Back in early November, Chipotle shareholders tried to revive a lawsuit that claimed the fast-casual chain knew about E. coli outbreaks dating back to 2014, well before its food-safety crisis reached public conscious. The lawsuit, outlined in a letter from attorney David Rosenfeld to U.S. Judge Katherine Polk Failla, said that Freedom of Information Act requests to the Centers for Disease Control and Prevention showed an E. coli outbreak involving 12 people in late 2014. Eight of which were Chipotle customers. It was originally filed the previous year and dismissed in March. But Rosenfeld felt the new information could resurrect the lawsuit.
That didn’t turn out to be the case. Chipotle won the dismissal of the investor lawsuit Thursday (March 22). Polk Failla, in New York City, said that while those outbreaks were concerning, the lawsuit didn’t support its claim that Chipotle defrauded investors.
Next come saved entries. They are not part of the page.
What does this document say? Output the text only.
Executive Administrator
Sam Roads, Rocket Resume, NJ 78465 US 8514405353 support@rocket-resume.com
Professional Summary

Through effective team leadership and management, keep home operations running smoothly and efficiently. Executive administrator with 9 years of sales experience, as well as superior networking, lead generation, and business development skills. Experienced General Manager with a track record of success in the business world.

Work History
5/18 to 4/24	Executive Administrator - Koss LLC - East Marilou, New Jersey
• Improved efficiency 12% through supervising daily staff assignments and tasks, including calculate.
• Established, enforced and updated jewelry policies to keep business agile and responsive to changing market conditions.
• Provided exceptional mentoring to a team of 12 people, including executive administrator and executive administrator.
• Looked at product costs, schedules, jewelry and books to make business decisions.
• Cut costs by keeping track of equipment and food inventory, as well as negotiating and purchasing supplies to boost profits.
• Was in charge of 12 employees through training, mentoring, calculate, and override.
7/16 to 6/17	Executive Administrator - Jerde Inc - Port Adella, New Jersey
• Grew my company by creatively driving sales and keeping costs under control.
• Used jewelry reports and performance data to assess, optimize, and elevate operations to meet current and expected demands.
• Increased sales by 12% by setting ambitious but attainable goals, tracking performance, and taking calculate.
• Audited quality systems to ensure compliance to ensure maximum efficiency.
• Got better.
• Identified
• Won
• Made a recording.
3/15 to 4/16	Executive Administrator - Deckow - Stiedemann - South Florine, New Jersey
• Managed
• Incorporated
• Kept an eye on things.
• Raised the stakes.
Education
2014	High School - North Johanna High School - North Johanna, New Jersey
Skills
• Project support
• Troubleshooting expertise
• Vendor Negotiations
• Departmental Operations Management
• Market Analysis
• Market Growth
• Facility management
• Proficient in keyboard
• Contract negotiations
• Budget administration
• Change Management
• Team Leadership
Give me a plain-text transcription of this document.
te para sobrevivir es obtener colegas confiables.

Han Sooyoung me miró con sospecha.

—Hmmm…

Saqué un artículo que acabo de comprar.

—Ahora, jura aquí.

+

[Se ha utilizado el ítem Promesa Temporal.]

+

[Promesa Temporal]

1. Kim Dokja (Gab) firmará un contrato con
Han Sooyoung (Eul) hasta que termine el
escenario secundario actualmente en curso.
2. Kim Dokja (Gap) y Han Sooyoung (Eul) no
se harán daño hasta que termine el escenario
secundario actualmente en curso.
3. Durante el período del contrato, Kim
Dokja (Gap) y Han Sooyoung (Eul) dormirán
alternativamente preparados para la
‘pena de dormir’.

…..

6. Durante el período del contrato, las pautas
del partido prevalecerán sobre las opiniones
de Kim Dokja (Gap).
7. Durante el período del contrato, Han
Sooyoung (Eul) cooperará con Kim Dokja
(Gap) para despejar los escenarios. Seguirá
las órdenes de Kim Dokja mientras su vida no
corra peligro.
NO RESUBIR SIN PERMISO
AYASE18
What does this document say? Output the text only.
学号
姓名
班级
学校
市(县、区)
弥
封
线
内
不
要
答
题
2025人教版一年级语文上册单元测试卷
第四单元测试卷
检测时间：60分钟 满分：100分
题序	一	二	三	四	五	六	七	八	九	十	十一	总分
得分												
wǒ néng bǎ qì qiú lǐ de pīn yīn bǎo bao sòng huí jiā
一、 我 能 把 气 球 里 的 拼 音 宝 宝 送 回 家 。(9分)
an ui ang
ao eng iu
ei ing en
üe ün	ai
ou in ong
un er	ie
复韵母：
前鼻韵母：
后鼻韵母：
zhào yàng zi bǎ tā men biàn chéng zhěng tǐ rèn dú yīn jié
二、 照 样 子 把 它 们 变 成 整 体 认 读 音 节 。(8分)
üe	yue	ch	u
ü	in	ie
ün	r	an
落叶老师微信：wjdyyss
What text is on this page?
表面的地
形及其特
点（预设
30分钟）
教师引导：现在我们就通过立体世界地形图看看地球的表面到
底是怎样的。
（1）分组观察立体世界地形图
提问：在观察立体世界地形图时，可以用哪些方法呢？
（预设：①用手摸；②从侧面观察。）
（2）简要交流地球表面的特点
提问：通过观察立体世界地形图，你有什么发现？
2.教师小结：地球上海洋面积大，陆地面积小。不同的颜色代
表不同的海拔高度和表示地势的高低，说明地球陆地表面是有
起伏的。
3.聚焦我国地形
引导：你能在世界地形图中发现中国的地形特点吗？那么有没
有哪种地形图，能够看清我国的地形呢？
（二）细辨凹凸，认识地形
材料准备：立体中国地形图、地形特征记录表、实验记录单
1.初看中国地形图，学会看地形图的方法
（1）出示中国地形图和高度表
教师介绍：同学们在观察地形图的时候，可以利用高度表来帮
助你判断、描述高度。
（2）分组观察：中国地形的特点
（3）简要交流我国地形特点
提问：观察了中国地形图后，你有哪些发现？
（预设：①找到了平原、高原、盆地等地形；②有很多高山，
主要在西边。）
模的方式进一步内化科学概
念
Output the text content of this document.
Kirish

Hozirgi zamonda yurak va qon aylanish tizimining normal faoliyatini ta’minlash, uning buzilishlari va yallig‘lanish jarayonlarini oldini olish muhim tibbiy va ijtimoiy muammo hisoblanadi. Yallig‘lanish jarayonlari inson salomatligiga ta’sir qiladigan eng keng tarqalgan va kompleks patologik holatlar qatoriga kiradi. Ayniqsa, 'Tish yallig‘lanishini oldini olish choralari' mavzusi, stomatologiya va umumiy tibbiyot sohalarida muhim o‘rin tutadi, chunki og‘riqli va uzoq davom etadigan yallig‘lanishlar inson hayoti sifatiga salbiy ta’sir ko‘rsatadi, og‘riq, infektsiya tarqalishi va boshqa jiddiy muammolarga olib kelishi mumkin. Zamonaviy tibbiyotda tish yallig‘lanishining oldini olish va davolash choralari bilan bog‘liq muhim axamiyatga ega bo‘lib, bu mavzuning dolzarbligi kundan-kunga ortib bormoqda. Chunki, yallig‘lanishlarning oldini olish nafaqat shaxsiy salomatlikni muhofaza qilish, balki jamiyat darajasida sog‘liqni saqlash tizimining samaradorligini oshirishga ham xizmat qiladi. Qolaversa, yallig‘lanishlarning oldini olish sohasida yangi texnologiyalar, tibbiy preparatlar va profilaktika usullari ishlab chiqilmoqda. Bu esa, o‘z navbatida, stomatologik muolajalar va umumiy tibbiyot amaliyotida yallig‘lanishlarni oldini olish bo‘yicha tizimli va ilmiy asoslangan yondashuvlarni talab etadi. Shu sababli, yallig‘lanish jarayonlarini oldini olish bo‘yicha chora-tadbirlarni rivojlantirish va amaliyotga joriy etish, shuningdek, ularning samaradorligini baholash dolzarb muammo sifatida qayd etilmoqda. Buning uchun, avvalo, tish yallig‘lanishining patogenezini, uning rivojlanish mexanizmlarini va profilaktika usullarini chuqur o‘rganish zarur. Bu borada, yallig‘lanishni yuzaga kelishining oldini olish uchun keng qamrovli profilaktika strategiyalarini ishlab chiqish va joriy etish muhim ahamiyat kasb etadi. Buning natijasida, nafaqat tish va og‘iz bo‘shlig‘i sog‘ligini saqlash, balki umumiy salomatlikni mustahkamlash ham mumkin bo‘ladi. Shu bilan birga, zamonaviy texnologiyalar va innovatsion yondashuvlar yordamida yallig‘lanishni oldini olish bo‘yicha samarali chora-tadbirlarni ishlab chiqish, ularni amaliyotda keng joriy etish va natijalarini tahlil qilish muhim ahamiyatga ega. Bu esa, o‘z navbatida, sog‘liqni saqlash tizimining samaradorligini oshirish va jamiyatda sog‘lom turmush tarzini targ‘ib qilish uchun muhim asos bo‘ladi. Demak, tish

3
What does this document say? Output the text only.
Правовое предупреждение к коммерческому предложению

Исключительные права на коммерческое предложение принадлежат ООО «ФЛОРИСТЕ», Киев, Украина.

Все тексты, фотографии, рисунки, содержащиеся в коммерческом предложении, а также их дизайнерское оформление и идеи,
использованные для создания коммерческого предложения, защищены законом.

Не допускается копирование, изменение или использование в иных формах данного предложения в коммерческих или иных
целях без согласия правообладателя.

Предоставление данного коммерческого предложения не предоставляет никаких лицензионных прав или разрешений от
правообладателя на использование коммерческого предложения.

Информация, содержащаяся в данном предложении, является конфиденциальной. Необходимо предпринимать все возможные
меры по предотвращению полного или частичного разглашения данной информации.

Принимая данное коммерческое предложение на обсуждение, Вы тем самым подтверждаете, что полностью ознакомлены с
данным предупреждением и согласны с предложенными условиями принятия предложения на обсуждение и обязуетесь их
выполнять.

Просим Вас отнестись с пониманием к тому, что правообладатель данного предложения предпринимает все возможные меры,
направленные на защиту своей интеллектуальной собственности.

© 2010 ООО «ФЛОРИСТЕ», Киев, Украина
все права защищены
According to Reuters, Polk Failla wrote she was "as concerned as the parties about foodborne illness outbreaks," but that "not all adverse events are the product of corporate misfeasance or nonfeasance."
The lawsuit can’t be filed again since Failla dismissed it with prejudice. She also dismissed the earlier version in March.
In the 2016 lawsuit, investors argued that Chipotle failed to disclose changes in its food handling practices in statements made to investors in 2015 and early 2016. Investors also said Chipotle didn’t share how it planned to deal with the 14-state E. coli, salmonella, and norovirus outbreaks, which made headlines when 42 locations in the Pacific Northwest briefly shut down in 2015, and dropped Chipotle’s stock price 47 percent in about five months. The chain hit an August 2016 peak above $758. On Thursday, Chipotle was trading for $338.42.
Polk Failla said the new lawsuit didn’t pinpoint any specific instances where Chipotle or its executives knowingly made statements or failed to disclose information to investors on these claims.